Pequenos mas essenciais: Sem proteger os microrganismos não podemos preservar e restaurar os solos
Um dos pilares centrais do acordo global para a biodiversidade alcançado na última COP15, no Canadá, é o restauro de, pelo menos, 30% de ecossistemas terrestres degradados, direta ou indiretamente, pela ação humana. E para recuperar essas áreas não basta olhar apenas para o que está à superfície, mas é preciso também ir mais fundo. Literalmente.
Num artigo publicado na ‘Nature’, investigadores da Suíça, da República Checa e dos Países Baixos destacam que os microrganismos que vivem nos solos são indispensáveis para proteger e restaurar as paisagens em terra e a sua utilização pode aumentar o crescimento das plantas em 64%. Numa das experiências, perceberam que esse potencial de produção de biomassa vegetal chegou mesmo aos 700%.
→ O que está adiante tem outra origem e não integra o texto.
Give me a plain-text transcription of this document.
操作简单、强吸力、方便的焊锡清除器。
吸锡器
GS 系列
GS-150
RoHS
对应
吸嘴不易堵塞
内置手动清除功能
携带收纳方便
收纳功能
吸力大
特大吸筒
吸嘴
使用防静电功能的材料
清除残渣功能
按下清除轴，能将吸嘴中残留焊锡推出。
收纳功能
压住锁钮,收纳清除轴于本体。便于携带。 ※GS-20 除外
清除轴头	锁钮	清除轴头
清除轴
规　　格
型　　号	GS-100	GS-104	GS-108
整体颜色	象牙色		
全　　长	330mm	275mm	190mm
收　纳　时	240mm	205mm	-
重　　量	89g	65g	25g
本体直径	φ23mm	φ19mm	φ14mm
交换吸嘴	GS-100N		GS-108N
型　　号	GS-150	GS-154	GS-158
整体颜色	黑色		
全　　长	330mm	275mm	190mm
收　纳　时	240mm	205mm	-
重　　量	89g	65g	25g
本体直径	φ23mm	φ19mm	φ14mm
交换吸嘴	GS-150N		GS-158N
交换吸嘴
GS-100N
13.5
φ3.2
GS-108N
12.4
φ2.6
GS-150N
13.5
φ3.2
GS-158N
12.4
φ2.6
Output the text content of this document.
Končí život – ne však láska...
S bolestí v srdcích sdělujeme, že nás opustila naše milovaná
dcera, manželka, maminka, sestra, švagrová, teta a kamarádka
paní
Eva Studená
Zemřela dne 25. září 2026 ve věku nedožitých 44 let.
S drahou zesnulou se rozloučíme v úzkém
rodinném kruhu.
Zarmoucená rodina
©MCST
O estudo revela que os microrganismos podem desempenhar um papel crucial especialmente em paisagens intervencionadas, como áreas dedicadas à agricultura ou à silvicultura, por exemplo, que cobrem perto de metade de toda a superfície terrestre com vegetação a nível global.
Os especialistas acreditam que a incorporação nos solos de comunidades saudáveis e diversas de microrganismos nativos deverá ser um elemento central das práticas agrícolas e silvícolas, pois aumentará a biodiversidade dos solos, e isso potenciará o crescimento da vegetação e aumentará o potencial de produção.
“As comunidades do subsolo representam uma oportunidade incrível para aumentarmos a biodiversidade ao mesmo tempo que promovemos, à superfície, a saúde das plantas quer em paisagens naturais, quer em paisagens intervencionadas”, explica Thomas Crowther, do ETH Zürich e um dos autores do artigo.
Assim, essas ‘injeções microbianas’ na terra ajudarão a combater a desertificação dos solos e a assegurar o seu bom estado e resiliência. No entanto, é preciso não repetir os erros do passado e não recorrer a somente uma ou duas espécies de microrganismos ou a espécies que não sejas nativas da região, porque tal poderá ser mais prejudicial do que benéfico, afetando negativamente a biodiversidade dos solos e a saúde dos ecossistemas.
Já é praticamente ponto assente no seio da comunidade científica mundial que estamos perante uma sexta extinção em massa, com perdas de espécies, diversidade genética e ecossistemas a um nível sem precedentes à escala humana, sobretudo devido à forma como o Homem se relaciona com a natureza e explora os seus recursos, que, afinal de contas, são finitos. E os microrganismos não escapam a essa vaga devastadora.
“Estudos recentes mostram que as mudanças globais estão a degradar rapidamente a biodiversidade microbiana, sugerindo claramente que a dimensão da crise da biodiversidade é muito maior do que se pensava”, avisa Colin Averill, o principal autor do artigo.
Por isso, a perda de espécies de microrganismos afetará a estabilidade dos ecossistemas e poderá colocar em xeque a segurança alimentar humana, pois a agricultura continua a ser a principal fonte de produção de alimentos a nível mundial. Sem microrganismos, e com a intensificação das ameaças das alterações climáticas, os solos poderão colapsar, desenhando um futuro incerto para a população humana.
“Proteger e restaurar o microbioma do subsolo é essencial para proteger toda a biodiversidade da Terra”, afiança Averill. Assim, o uso do solo pelos humanos deve ter como aliados fundamentais os seres microscópicos que, apesar de poderem ser muitas vezes ignorados, são indispensáveis para todas as formas de vida no planeta.
A proteção da biodiversidade dos solos está também intimamente ligada à forma como os usamos. Num outro estudo, Victoria Burton, Imperial College, em Londres, diz que o solo “é vital para as teias alimentares terrestres em todo o mundo” e que é preciso proteger também o que está além da superfície.
“Se medirmos apenas como animais como os pássaros e as borboletas respondem às alterações [do solo], podemos estar a implementar medidas de restauro que não ajudam – ou até prejudicam – as espécies do solo”, alertava a especialista, apontando que “para restauramos os ecossistemas, temos de adotar uma visão mais abrangente”, tanto acima como abaixo do solo.
As Nações Unidas estimam que a população mundial, que atualmente já supera os 8 mil milhões, poderá chegar aos 9,7 mil milhões em 2050 e aos 10,4 mil milhões até ao final do século, pelo transformar a forma como olhamos para o solo, como o usamos e como nos relacionamos com ele será crucial para assegurar fontes de alimentos e a sobrevivência e saúde dos ecossistemas.